Everything I had heard so far about Microsoft’s supposed iPod killer was pretty good. They were going to work out some way to reproduce your iTunes collection so you didn’t have to repurchase all those songs (Because Apple sure as hell wasn’t going to let you transfer those songs to a competitor’s product). It really sounded like they were going to try and create a music player that didn’t assume everyone was a criminal.

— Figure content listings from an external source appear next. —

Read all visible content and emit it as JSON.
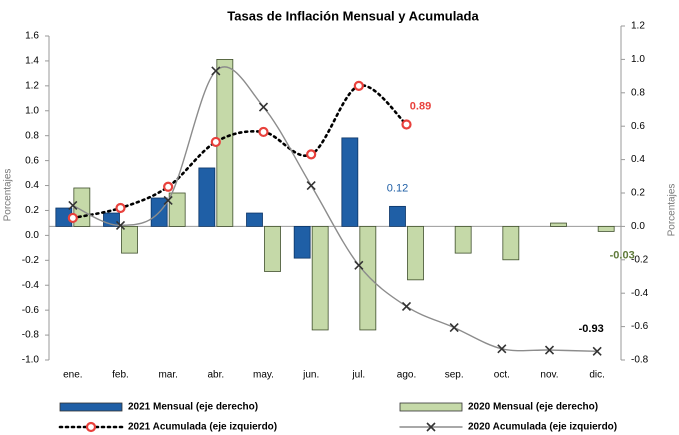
{
  "chart_data": {
    "type": "combo",
    "title": "Tasas de Inflación Mensual y Acumulada",
    "y_label": "Porcentajes",
    "y2_label": "Porcentajes",
    "categories": [
      "ene.",
      "feb.",
      "mar.",
      "abr.",
      "may.",
      "jun.",
      "jul.",
      "ago.",
      "sep.",
      "oct.",
      "nov.",
      "dic."
    ],
    "ylim": [
      -1,
      1.6
    ],
    "yticks": [
      1.6,
      1.4,
      1.2,
      {
        "value": 1,
        "label": "1.0"
      },
      0.8,
      0.6,
      0.4,
      0.2,
      {
        "value": 0,
        "label": "0.0"
      },
      -0.2,
      -0.4,
      -0.6,
      -0.8,
      {
        "value": -1,
        "label": "-1.0"
      }
    ],
    "y2lim": [
      -0.8,
      1.2
    ],
    "y2ticks": [
      1.2,
      {
        "value": 1,
        "label": "1.0"
      },
      0.8,
      0.6,
      0.4,
      0.2,
      {
        "value": 0,
        "label": "0.0"
      },
      -0.2,
      -0.4,
      -0.6,
      -0.8
    ],
    "legend": "bottom",
    "series": [
      {
        "name": "2021 Mensual (eje derecho)",
        "type": "bar",
        "axis": "y2",
        "color": "#1f5fa6",
        "values": [
          0.11,
          0.08,
          0.17,
          0.35,
          0.08,
          -0.19,
          0.53,
          0.12,
          null,
          null,
          null,
          null
        ],
        "value_labels": [
          null,
          null,
          null,
          null,
          null,
          null,
          null,
          "0.12",
          null,
          null,
          null,
          null
        ]
      },
      {
        "name": "2020 Mensual (eje derecho)",
        "type": "bar",
        "axis": "y2",
        "color": "#c5d9a8",
        "values": [
          0.23,
          -0.16,
          0.2,
          1.0,
          -0.27,
          -0.62,
          -0.62,
          -0.32,
          -0.16,
          -0.2,
          0.02,
          -0.03
        ],
        "value_labels": [
          null,
          null,
          null,
          null,
          null,
          null,
          null,
          null,
          null,
          null,
          null,
          "-0.03"
        ]
      },
      {
        "name": "2021 Acumulada (eje izquierdo)",
        "type": "line",
        "color": "#000000",
        "marker": "circle",
        "marker_color": "#e8413c",
        "line_style": "dotted",
        "values": [
          0.14,
          0.22,
          0.39,
          0.75,
          0.83,
          0.65,
          1.2,
          0.89,
          null,
          null,
          null,
          null
        ],
        "value_labels": [
          null,
          null,
          null,
          null,
          null,
          null,
          null,
          "0.89",
          null,
          null,
          null,
          null
        ]
      },
      {
        "name": "2020 Acumulada (eje izquierdo)",
        "type": "line",
        "color": "#8c8c8c",
        "marker": "x",
        "marker_color": "#333333",
        "line_style": "solid",
        "values": [
          0.24,
          0.08,
          0.28,
          1.32,
          1.03,
          0.4,
          -0.24,
          -0.57,
          -0.74,
          -0.91,
          -0.92,
          -0.93
        ],
        "value_labels": [
          null,
          null,
          null,
          null,
          null,
          null,
          null,
          null,
          null,
          null,
          null,
          "-0.93"
        ]
      }
    ]
  }
}
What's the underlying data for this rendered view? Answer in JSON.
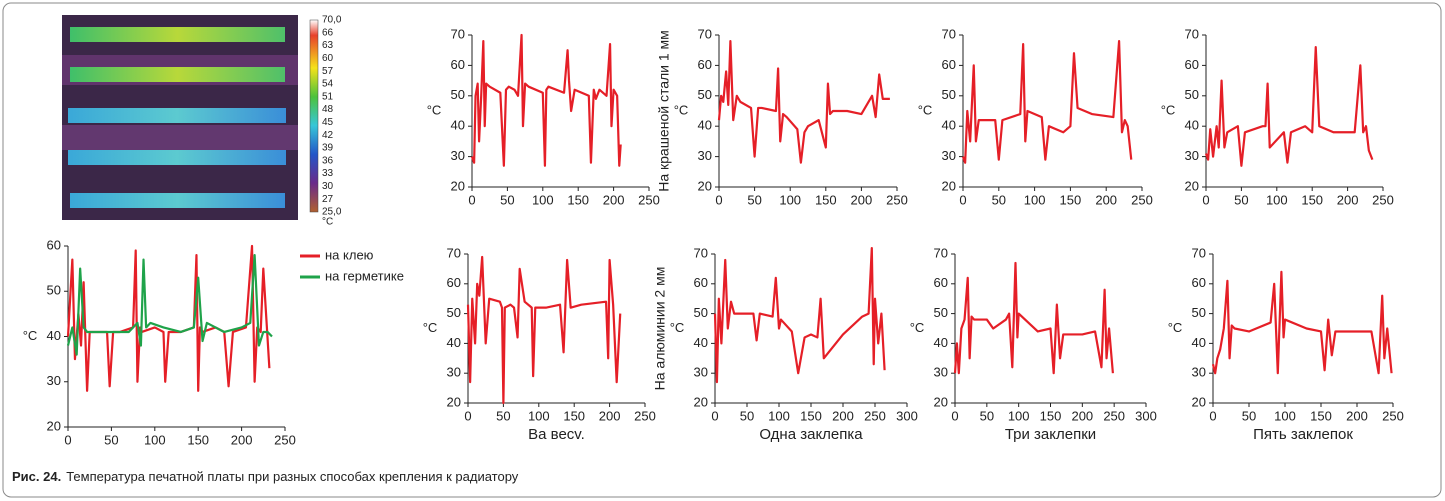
{
  "thermal_scale": {
    "labels": [
      "70,0",
      "66",
      "63",
      "60",
      "57",
      "54",
      "51",
      "48",
      "45",
      "42",
      "39",
      "36",
      "33",
      "30",
      "27",
      "25,0"
    ],
    "unit": "°C"
  },
  "chart_data": [
    {
      "type": "line",
      "ylabel": "°C",
      "xlim": [
        0,
        250
      ],
      "xticks": [
        0,
        50,
        100,
        150,
        200,
        250
      ],
      "ylim": [
        20,
        60
      ],
      "yticks": [
        20,
        30,
        40,
        50,
        60
      ],
      "legend": "right",
      "series": [
        {
          "name": "на клею",
          "color": "#e51f27",
          "x": [
            0,
            5,
            8,
            12,
            15,
            18,
            22,
            25,
            30,
            45,
            48,
            52,
            60,
            75,
            78,
            80,
            83,
            85,
            100,
            110,
            112,
            116,
            130,
            145,
            148,
            150,
            152,
            155,
            170,
            180,
            185,
            190,
            205,
            212,
            215,
            218,
            222,
            225,
            232
          ],
          "values": [
            40,
            57,
            35,
            45,
            38,
            52,
            28,
            41,
            41,
            41,
            29,
            41,
            41,
            42,
            59,
            30,
            42,
            41,
            42,
            41,
            30,
            41,
            41,
            42,
            58,
            28,
            42,
            41,
            42,
            41,
            29,
            41,
            42,
            60,
            30,
            42,
            41,
            55,
            33
          ]
        },
        {
          "name": "на герметике",
          "color": "#1fa34a",
          "x": [
            0,
            5,
            10,
            14,
            18,
            22,
            30,
            50,
            70,
            80,
            84,
            87,
            90,
            95,
            110,
            130,
            145,
            150,
            155,
            160,
            180,
            200,
            210,
            215,
            220,
            225,
            230,
            235
          ],
          "values": [
            38,
            42,
            36,
            55,
            42,
            41,
            41,
            41,
            41,
            43,
            38,
            57,
            42,
            43,
            42,
            41,
            42,
            53,
            39,
            43,
            41,
            42,
            43,
            58,
            38,
            41,
            41,
            40
          ]
        }
      ]
    },
    {
      "type": "line",
      "ylabel": "°C",
      "xlim": [
        0,
        250
      ],
      "xticks": [
        0,
        50,
        100,
        150,
        200,
        250
      ],
      "ylim": [
        20,
        70
      ],
      "yticks": [
        20,
        30,
        40,
        50,
        60,
        70
      ],
      "series": [
        {
          "color": "#e51f27",
          "x": [
            0,
            3,
            5,
            8,
            10,
            13,
            16,
            18,
            20,
            25,
            40,
            45,
            48,
            52,
            60,
            65,
            70,
            72,
            75,
            80,
            100,
            103,
            105,
            108,
            130,
            135,
            137,
            140,
            145,
            165,
            168,
            172,
            175,
            180,
            190,
            195,
            197,
            200,
            205,
            208,
            210
          ],
          "values": [
            30,
            28,
            50,
            54,
            35,
            50,
            68,
            40,
            54,
            53,
            51,
            27,
            52,
            53,
            52,
            50,
            70,
            40,
            54,
            53,
            51,
            27,
            52,
            53,
            51,
            65,
            55,
            45,
            52,
            50,
            28,
            52,
            49,
            52,
            50,
            67,
            40,
            52,
            50,
            27,
            34
          ]
        }
      ]
    },
    {
      "type": "line",
      "ylabel": "°C",
      "side_label": "На крашеной стали 1 мм",
      "xlim": [
        0,
        250
      ],
      "xticks": [
        0,
        50,
        100,
        150,
        200,
        250
      ],
      "ylim": [
        20,
        70
      ],
      "yticks": [
        20,
        30,
        40,
        50,
        60,
        70
      ],
      "series": [
        {
          "color": "#e51f27",
          "x": [
            0,
            3,
            6,
            10,
            13,
            16,
            20,
            25,
            30,
            45,
            50,
            55,
            60,
            80,
            83,
            86,
            90,
            95,
            110,
            115,
            120,
            125,
            140,
            150,
            153,
            156,
            160,
            180,
            200,
            215,
            220,
            225,
            230,
            240
          ],
          "values": [
            42,
            50,
            48,
            58,
            47,
            68,
            42,
            50,
            48,
            46,
            30,
            46,
            46,
            45,
            59,
            35,
            44,
            43,
            39,
            28,
            38,
            40,
            42,
            33,
            54,
            44,
            45,
            45,
            44,
            50,
            43,
            57,
            49,
            49
          ]
        }
      ]
    },
    {
      "type": "line",
      "ylabel": "°C",
      "xlim": [
        0,
        250
      ],
      "xticks": [
        0,
        50,
        100,
        150,
        200,
        250
      ],
      "ylim": [
        20,
        70
      ],
      "yticks": [
        20,
        30,
        40,
        50,
        60,
        70
      ],
      "series": [
        {
          "color": "#e51f27",
          "x": [
            0,
            3,
            6,
            10,
            15,
            18,
            22,
            26,
            30,
            45,
            50,
            55,
            80,
            84,
            87,
            90,
            110,
            115,
            120,
            140,
            150,
            155,
            160,
            180,
            210,
            218,
            222,
            226,
            230,
            235
          ],
          "values": [
            30,
            28,
            45,
            35,
            60,
            35,
            42,
            42,
            42,
            42,
            29,
            42,
            44,
            67,
            35,
            45,
            43,
            29,
            40,
            38,
            40,
            64,
            46,
            44,
            43,
            68,
            38,
            42,
            40,
            29
          ]
        }
      ]
    },
    {
      "type": "line",
      "ylabel": "°C",
      "xlim": [
        0,
        250
      ],
      "xticks": [
        0,
        50,
        100,
        150,
        200,
        250
      ],
      "ylim": [
        20,
        70
      ],
      "yticks": [
        20,
        30,
        40,
        50,
        60,
        70
      ],
      "series": [
        {
          "color": "#e51f27",
          "x": [
            0,
            3,
            6,
            10,
            15,
            18,
            22,
            26,
            30,
            45,
            50,
            55,
            80,
            84,
            87,
            90,
            110,
            115,
            120,
            140,
            150,
            155,
            160,
            180,
            210,
            218,
            222,
            226,
            230,
            235
          ],
          "values": [
            31,
            29,
            39,
            30,
            40,
            33,
            55,
            33,
            38,
            40,
            27,
            38,
            40,
            40,
            54,
            33,
            38,
            28,
            38,
            40,
            38,
            66,
            40,
            38,
            38,
            60,
            38,
            40,
            32,
            29
          ]
        }
      ]
    },
    {
      "type": "line",
      "ylabel": "°C",
      "xlabel": "Ва весv.",
      "xlim": [
        0,
        250
      ],
      "xticks": [
        0,
        50,
        100,
        150,
        200,
        250
      ],
      "ylim": [
        20,
        70
      ],
      "yticks": [
        20,
        30,
        40,
        50,
        60,
        70
      ],
      "series": [
        {
          "color": "#e51f27",
          "x": [
            0,
            3,
            6,
            10,
            13,
            16,
            20,
            25,
            30,
            45,
            48,
            50,
            52,
            60,
            65,
            70,
            73,
            80,
            90,
            92,
            95,
            110,
            130,
            135,
            140,
            145,
            160,
            195,
            198,
            200,
            205,
            210,
            215
          ],
          "values": [
            53,
            27,
            55,
            40,
            60,
            56,
            69,
            40,
            55,
            54,
            52,
            20,
            52,
            53,
            52,
            42,
            65,
            54,
            52,
            29,
            52,
            52,
            53,
            37,
            68,
            52,
            53,
            54,
            35,
            68,
            53,
            27,
            50
          ]
        }
      ]
    },
    {
      "type": "line",
      "ylabel": "°C",
      "side_label": "На алюминии 2 мм",
      "xlabel": "Одна заклепка",
      "xlim": [
        0,
        300
      ],
      "xticks": [
        0,
        50,
        100,
        150,
        200,
        250,
        300
      ],
      "ylim": [
        20,
        70
      ],
      "yticks": [
        20,
        30,
        40,
        50,
        60,
        70
      ],
      "series": [
        {
          "color": "#e51f27",
          "x": [
            0,
            3,
            6,
            10,
            13,
            16,
            20,
            25,
            30,
            60,
            65,
            70,
            90,
            95,
            100,
            103,
            120,
            130,
            140,
            150,
            160,
            165,
            170,
            200,
            230,
            240,
            245,
            248,
            250,
            255,
            260,
            265
          ],
          "values": [
            50,
            27,
            55,
            40,
            54,
            68,
            45,
            54,
            50,
            50,
            41,
            50,
            49,
            62,
            45,
            48,
            44,
            30,
            42,
            43,
            42,
            55,
            35,
            43,
            49,
            50,
            72,
            33,
            55,
            40,
            50,
            31
          ]
        }
      ]
    },
    {
      "type": "line",
      "ylabel": "°C",
      "xlabel": "Три заклепки",
      "xlim": [
        0,
        300
      ],
      "xticks": [
        0,
        50,
        100,
        150,
        200,
        250,
        300
      ],
      "ylim": [
        20,
        70
      ],
      "yticks": [
        20,
        30,
        40,
        50,
        60,
        70
      ],
      "series": [
        {
          "color": "#e51f27",
          "x": [
            0,
            3,
            6,
            10,
            15,
            20,
            23,
            26,
            30,
            50,
            60,
            80,
            85,
            90,
            95,
            98,
            100,
            130,
            150,
            155,
            160,
            165,
            170,
            200,
            220,
            230,
            235,
            238,
            242,
            248
          ],
          "values": [
            30,
            40,
            30,
            45,
            48,
            62,
            35,
            49,
            48,
            48,
            45,
            48,
            50,
            32,
            67,
            42,
            50,
            44,
            45,
            30,
            53,
            35,
            43,
            43,
            44,
            32,
            58,
            35,
            45,
            30
          ]
        }
      ]
    },
    {
      "type": "line",
      "ylabel": "°C",
      "xlabel": "Пять заклепок",
      "xlim": [
        0,
        250
      ],
      "xticks": [
        0,
        50,
        100,
        150,
        200,
        250
      ],
      "ylim": [
        20,
        70
      ],
      "yticks": [
        20,
        30,
        40,
        50,
        60,
        70
      ],
      "series": [
        {
          "color": "#e51f27",
          "x": [
            0,
            3,
            6,
            10,
            15,
            20,
            23,
            26,
            30,
            50,
            60,
            80,
            85,
            90,
            95,
            98,
            100,
            130,
            150,
            155,
            160,
            165,
            170,
            200,
            220,
            230,
            235,
            238,
            242,
            248
          ],
          "values": [
            33,
            30,
            35,
            38,
            45,
            61,
            35,
            46,
            45,
            44,
            45,
            47,
            60,
            30,
            64,
            42,
            48,
            45,
            44,
            31,
            48,
            36,
            44,
            44,
            44,
            30,
            56,
            35,
            45,
            30
          ]
        }
      ]
    }
  ],
  "caption": {
    "label": "Рис. 24.",
    "text": "Температура печатной платы при разных способах крепления к радиатору"
  }
}
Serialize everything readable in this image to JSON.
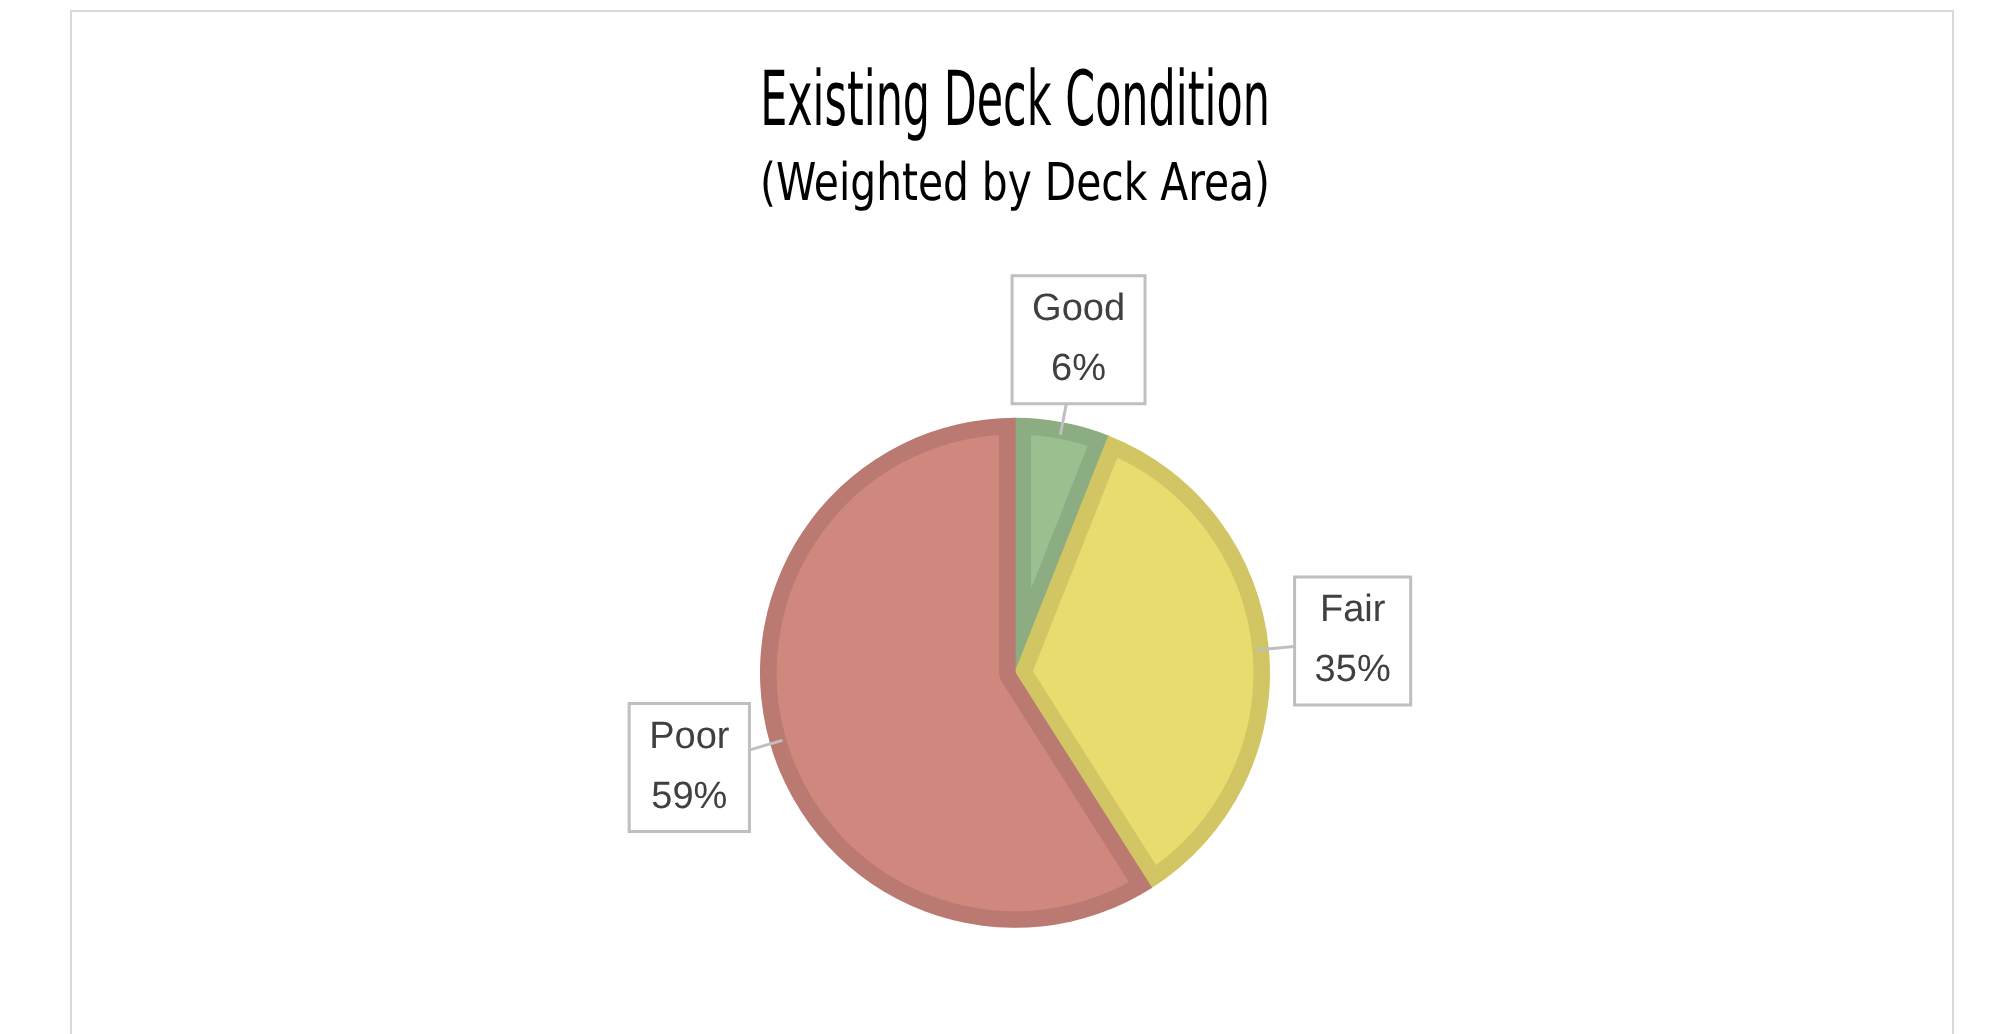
{
  "chart_data": {
    "type": "pie",
    "title": "Existing Deck Condition",
    "subtitle": "(Weighted by Deck Area)",
    "categories": [
      "Good",
      "Fair",
      "Poor"
    ],
    "values": [
      6,
      35,
      59
    ],
    "colors": [
      "#9bbf8f",
      "#e8dc6e",
      "#d0887e"
    ],
    "value_labels": [
      "6%",
      "35%",
      "59%"
    ],
    "legend": false
  }
}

Unfortunately, things are not what they seemed. If you share a song via the Zune’s wireless sharing, it will apply DRM to the file so that you can only play the song for three days or three times. I assume the intention here is to allow you to share a song with your friend so the friend will go buy his or her own copy. I don’t necessarily have a problem with that – I understand that Microsoft and the record labels are just trying to make a buck, and I really do fully support capitalism. But the article explains how this is a problem. Let’s say I’m an amateur musician. I create a new song on my computer by sampling my cat scratching in her litter box and set it to a beat of me kicking the wall as the Redskins got manhandled by the f’ing Cowboys. I decide to apply a Creative Commons license to my work, because I think it would be cool if someone else sampled my work and used it in their own song, so long as they give me credit. So, I have this song on my new Zune, and I’m playing it at a party. Someone comes up to me and says, “Dude, I love that song!”. He has a Zune, too, so I share the song with him. Oops, Microsoft’s DRM just violated the Creative Commons license. Creative Commons forbids any kind of DRM (Which is a large part of the reason I chose the license).
I haven’t bought a cd in close to a year. The last cd I bought, in April of 2005, was Garbage’s Bleed Like Me. I bought it without hearing it, because I really like Garbage. I put it in my computer so I could rip the MP3’s FOR MY OWN PERSONAL USE (I wanted to make an MP3 cd to use in the car so I don’t scratch up the original, and so I can fit ten albums on one disc), and the cd told me to go jump in a lake. My computer didn’t recognize the cd as an audio cd. It would play it, but it didn’t see any rippable files.
What I really should have done was return the cd as defective. I bought the cd assuming that I could listen to the music however I wanted. Unfortunately, that was not the case. I haven’t decided yet whether I’ll buy Garbage’s next cd. Part of me wants to boycott it, but the other part of me knows that will hurt me (as I like the music) more than it hurts the company selling the cd.
The real problem here is that the music industry has made it so hard to buy a song once and use it in whatever legal way I want that I’ve just stopped buying music completely. It sounded like Microsoft was going to help that problem, but apparently that’s not the case. I suppose I shouldn’t be surprised.